While I cannot deny that I am a combative person, I generally manage to withstand the urge to confrontation, subsiding into a gentle murmur of conciliation. The milk of human kindness may be curdling in my veins, but I put a good face on it, and try to see the sunny side of whatever the tendentious drivel I am being subjected to.
All right, perhaps I should say, opinions which I do not share that I am being subjected to.

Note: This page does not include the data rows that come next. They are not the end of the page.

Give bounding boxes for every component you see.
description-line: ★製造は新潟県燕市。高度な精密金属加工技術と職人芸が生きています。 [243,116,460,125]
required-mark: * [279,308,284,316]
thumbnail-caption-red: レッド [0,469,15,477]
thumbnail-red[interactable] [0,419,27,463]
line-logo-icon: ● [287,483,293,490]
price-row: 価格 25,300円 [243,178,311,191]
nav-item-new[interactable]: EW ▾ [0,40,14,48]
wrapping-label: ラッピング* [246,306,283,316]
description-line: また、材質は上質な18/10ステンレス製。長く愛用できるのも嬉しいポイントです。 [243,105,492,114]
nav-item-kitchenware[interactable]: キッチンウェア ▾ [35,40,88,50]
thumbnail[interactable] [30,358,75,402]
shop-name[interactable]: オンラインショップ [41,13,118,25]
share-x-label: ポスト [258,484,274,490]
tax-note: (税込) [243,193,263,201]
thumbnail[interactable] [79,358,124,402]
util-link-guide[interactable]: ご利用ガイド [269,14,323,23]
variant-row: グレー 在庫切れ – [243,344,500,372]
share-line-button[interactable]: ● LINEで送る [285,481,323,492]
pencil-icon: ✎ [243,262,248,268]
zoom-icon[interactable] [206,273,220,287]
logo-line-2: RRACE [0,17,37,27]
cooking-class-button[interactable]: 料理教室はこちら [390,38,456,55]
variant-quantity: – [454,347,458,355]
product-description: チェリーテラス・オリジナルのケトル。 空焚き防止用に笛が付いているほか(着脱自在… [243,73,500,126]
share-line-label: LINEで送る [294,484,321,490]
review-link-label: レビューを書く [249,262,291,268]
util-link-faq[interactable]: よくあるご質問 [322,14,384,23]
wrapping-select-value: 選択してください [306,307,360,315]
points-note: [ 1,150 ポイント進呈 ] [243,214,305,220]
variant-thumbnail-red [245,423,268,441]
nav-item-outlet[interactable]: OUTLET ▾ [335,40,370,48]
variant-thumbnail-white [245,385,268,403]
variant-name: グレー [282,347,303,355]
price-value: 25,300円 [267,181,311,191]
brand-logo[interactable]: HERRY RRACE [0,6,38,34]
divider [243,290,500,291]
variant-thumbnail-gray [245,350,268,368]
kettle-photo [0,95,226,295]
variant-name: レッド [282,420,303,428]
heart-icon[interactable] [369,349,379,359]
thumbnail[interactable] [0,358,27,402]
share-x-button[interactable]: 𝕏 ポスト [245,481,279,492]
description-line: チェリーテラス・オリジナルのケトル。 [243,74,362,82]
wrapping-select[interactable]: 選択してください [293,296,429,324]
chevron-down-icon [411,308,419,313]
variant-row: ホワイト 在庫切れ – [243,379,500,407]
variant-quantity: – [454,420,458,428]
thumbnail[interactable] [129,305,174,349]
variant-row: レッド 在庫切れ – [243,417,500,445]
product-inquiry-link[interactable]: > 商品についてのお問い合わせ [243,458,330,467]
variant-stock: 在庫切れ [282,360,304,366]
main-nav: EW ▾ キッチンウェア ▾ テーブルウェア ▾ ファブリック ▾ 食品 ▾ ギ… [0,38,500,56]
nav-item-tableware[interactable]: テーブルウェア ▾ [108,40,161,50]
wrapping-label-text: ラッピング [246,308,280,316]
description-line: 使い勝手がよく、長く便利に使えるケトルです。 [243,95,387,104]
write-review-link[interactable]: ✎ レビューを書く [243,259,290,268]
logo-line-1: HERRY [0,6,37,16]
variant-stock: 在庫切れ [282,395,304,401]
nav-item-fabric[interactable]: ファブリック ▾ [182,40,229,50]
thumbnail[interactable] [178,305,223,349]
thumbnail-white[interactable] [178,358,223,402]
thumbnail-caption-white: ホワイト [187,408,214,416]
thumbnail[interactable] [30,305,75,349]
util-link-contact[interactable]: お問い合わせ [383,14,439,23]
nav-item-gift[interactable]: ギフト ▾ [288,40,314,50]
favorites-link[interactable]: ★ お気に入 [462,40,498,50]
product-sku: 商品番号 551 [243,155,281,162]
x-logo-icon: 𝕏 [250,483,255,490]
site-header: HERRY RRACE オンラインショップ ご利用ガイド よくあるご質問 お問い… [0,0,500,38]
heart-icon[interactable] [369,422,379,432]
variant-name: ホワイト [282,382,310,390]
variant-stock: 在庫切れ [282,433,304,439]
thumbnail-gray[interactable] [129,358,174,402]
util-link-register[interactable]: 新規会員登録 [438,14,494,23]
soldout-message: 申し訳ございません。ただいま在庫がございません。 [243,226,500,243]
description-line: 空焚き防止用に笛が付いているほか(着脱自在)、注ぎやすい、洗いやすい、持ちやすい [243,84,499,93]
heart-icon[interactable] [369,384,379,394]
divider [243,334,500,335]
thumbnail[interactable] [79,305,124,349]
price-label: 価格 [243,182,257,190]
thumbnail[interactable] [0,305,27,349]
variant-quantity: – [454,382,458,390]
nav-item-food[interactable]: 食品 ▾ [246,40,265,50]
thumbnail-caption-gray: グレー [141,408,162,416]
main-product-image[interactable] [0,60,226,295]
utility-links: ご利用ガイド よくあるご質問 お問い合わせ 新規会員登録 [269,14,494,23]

However, yesterday I found myself unaccountably drawn into an idiotic discussion, perilously close to confrontational. It happened that after a rather challenging ballet class, one of the women in the changing room mentioned something about how tiring it had been, and how she should, she really should, try to come more than once a week. She is a lovely and gentle person, whom I have known for years. Instantly another woman piped up, about how EVERYONE should do this, EVERYONE should do that, at least 20 minutes a day, heart rate, blah blah blah. She is one of those meager little persons, not an ounce of fat on her gristly little body, face heavily made up, a mane of bright yellow hair–a fitness instructor, she said. She irked me, I admit it, but it is only now upon thinking it over that I see why I bothered to launch into some anti-exercise regime polemic (quite contrary, of course, to my normal view on exercise) –I was offended for my friend, who was being lectured by the meager person. But anyway, as I blathered on, it occurred to me that despite the fact that I was only arguing to be contrary, it is quite true that our culture, with its constant insistence on the sacrament of exercise, neglects what should be its complement: developing our thinking and feeling powers: our souls, in fact.
And the vision of all those thousands and thousands of excruciatingly bored men and women, treading and treading endless treadmills in the countless gyms of the land is a chilling one. Once it was a punishment for criminals; now it is a self inflicted activity for the well-to-do. O tempora o mores!